Background and purpose: A peptide bradykinin (BK) B(2) receptor agonist partially resistant to degradation, B-9972, down-regulates this receptor subtype. We have used another recently described non-peptide agonist, compound 47a, as a tool to study further the effects of metabolically more stable and thus persistent, agonists of the BK B(2) receptor on signalling, desensitization and down-regulation of this receptor.
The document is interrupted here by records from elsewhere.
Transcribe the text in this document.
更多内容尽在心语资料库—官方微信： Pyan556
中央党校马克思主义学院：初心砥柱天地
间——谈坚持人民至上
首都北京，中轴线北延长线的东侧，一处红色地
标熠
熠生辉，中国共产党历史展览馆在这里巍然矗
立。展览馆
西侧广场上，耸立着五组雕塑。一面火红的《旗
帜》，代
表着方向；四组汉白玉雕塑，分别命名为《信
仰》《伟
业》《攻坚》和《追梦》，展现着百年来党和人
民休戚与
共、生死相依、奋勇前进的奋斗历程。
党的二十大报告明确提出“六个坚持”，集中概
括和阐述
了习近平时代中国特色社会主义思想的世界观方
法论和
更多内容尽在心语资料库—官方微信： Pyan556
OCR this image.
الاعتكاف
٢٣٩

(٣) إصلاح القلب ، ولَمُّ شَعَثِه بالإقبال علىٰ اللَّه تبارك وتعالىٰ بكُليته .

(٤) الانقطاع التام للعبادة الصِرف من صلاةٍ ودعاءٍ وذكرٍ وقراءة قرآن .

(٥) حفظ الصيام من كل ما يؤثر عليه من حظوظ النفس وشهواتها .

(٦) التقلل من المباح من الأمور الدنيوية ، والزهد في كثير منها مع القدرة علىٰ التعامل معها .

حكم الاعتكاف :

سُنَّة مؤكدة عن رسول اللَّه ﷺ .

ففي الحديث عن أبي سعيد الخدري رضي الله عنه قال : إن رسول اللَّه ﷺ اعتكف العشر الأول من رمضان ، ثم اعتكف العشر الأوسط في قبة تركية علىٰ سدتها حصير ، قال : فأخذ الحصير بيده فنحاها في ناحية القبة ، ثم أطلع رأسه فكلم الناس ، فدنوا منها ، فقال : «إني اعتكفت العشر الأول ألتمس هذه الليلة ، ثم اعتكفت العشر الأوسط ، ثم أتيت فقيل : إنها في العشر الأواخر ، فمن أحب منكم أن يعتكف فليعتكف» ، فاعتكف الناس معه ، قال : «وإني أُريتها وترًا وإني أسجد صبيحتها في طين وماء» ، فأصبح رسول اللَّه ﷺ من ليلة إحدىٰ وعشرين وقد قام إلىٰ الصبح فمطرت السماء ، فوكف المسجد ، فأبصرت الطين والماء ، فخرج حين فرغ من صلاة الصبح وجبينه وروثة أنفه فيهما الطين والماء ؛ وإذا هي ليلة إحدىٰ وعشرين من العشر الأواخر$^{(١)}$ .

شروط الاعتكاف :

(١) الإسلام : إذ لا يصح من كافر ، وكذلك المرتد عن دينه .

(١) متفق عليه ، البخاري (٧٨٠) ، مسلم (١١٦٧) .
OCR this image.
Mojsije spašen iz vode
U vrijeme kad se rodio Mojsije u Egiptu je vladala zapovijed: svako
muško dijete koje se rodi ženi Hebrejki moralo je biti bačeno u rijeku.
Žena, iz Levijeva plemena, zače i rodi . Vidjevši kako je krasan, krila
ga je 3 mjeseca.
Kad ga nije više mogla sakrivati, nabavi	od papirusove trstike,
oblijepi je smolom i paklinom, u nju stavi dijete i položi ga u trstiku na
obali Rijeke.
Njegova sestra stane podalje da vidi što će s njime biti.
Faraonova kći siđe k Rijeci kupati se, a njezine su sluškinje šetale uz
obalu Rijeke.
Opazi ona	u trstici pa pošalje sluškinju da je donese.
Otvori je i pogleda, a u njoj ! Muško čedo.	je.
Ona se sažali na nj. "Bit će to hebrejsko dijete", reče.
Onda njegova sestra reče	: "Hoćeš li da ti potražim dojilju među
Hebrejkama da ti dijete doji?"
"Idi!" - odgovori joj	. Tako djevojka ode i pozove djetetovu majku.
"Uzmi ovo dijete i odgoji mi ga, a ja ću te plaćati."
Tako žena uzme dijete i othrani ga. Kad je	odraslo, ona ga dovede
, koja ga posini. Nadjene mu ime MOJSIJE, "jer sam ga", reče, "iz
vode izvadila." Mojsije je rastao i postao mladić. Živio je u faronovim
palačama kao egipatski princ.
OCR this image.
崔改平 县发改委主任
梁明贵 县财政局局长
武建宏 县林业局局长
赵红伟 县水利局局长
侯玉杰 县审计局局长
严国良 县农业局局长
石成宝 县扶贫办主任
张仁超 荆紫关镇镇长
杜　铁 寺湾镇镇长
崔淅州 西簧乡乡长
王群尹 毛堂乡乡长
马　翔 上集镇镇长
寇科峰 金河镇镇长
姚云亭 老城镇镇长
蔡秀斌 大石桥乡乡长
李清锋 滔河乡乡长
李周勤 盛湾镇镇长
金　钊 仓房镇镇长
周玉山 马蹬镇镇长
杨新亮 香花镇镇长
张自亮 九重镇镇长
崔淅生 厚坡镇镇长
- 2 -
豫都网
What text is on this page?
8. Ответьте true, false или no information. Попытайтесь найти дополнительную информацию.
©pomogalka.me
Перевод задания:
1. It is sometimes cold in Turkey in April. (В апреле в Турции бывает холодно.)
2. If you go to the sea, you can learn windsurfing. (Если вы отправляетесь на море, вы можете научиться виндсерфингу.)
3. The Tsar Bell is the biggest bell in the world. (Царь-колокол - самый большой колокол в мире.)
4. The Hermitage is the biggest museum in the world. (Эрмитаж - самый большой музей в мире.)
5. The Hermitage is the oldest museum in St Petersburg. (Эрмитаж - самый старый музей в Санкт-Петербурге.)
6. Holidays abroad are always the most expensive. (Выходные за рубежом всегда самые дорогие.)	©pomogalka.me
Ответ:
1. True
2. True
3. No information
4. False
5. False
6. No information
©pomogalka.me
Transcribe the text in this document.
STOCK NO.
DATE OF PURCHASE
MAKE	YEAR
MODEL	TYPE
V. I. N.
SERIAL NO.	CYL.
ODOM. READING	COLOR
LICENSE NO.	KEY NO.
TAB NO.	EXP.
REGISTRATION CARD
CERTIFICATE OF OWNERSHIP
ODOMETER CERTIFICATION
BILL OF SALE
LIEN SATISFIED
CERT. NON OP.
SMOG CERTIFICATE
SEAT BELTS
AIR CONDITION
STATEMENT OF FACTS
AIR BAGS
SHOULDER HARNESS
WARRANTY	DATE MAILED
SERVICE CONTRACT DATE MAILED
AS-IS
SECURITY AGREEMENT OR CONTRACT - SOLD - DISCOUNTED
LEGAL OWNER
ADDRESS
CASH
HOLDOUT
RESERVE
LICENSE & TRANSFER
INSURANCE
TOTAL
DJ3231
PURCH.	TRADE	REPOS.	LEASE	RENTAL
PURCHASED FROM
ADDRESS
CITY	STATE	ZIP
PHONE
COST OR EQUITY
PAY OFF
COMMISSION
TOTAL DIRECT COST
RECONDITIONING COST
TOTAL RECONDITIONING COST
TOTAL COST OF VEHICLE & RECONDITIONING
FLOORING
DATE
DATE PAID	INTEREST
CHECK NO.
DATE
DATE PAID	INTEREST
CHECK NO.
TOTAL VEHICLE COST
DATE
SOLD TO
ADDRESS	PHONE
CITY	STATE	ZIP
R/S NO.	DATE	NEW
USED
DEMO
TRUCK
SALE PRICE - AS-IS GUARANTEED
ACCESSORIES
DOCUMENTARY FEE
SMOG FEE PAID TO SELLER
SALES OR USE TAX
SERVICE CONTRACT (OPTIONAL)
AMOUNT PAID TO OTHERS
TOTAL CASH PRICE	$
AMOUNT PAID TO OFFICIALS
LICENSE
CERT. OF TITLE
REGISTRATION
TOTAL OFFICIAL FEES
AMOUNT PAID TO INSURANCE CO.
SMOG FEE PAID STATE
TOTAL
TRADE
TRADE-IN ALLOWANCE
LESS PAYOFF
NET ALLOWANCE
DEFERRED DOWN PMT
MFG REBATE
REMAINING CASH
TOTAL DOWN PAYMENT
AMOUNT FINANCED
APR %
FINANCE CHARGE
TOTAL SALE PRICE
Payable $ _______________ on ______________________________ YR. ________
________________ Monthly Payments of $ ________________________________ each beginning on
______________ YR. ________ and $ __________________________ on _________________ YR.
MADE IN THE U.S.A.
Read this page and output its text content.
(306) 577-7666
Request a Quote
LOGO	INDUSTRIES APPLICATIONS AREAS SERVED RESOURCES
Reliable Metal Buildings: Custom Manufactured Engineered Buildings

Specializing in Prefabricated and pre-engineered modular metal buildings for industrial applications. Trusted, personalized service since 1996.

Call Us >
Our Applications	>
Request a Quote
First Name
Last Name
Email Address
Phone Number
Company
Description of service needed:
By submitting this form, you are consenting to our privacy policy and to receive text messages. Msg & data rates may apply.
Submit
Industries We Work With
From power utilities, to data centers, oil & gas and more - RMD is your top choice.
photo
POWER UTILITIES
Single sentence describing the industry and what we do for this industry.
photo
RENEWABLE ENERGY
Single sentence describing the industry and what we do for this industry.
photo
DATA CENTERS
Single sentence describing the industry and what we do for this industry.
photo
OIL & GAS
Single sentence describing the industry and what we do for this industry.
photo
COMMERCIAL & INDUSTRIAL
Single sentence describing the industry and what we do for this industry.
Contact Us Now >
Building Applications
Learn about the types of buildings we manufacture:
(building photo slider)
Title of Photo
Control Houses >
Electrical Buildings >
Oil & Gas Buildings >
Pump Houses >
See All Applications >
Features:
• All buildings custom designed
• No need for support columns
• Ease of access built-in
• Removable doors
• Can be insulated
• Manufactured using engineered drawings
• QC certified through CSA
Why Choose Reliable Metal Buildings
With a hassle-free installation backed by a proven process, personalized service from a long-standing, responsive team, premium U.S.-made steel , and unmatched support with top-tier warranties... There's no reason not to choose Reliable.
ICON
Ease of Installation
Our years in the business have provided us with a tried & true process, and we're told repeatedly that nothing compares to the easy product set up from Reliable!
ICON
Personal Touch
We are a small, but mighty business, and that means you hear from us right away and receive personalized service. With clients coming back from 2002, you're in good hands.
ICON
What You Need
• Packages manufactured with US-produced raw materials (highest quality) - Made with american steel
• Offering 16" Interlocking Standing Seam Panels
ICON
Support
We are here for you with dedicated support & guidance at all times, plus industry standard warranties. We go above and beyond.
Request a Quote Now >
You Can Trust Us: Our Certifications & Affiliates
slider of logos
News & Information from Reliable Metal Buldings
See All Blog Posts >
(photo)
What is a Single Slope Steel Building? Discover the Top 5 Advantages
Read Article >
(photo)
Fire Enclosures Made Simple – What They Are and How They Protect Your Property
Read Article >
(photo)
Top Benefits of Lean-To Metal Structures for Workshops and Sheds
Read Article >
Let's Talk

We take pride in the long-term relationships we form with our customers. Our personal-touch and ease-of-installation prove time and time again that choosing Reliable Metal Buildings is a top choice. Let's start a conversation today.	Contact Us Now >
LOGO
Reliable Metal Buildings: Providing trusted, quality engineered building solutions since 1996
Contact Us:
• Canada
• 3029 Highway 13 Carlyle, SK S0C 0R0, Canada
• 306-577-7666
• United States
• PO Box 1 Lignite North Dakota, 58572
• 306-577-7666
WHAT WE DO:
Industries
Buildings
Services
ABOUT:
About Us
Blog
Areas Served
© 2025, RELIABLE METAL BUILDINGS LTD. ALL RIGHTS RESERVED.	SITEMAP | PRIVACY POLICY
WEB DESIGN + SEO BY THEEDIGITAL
Experimental approach and key results: Compound 47a was a partial agonist at the B(2) receptor in the human umbilical vein, where it shared with B-9972 a very slow relaxation on washout, and in HEK 293 cell lines expressing tagged forms [myc, green fluorescent protein (GFP)] of the rabbit B(2) receptor. Compound 47a desensitized the umbilical vein to BK. In the cellular systems, the inactivation-resistant agonists induced [Ca(2+)](i) transients as brief as those of BK but affected other functions with a longer duration than BK [12 h; receptor endocytosis, endosomal beta-arrestin(1/2) translocation, protein kinase C-dependent extracellular signal-regulated kinases (ERK)1/2 phosphorylation and c-Fos expression]. The B(2) receptor-GFP was degraded in cells exposed to B-9972 or compound 47a for 12 h. The non-peptide B(2) receptor antagonist LF 16-0687 prevented all effects of compound 47a, which were also absent in cells lacking recombinant B(2) receptors.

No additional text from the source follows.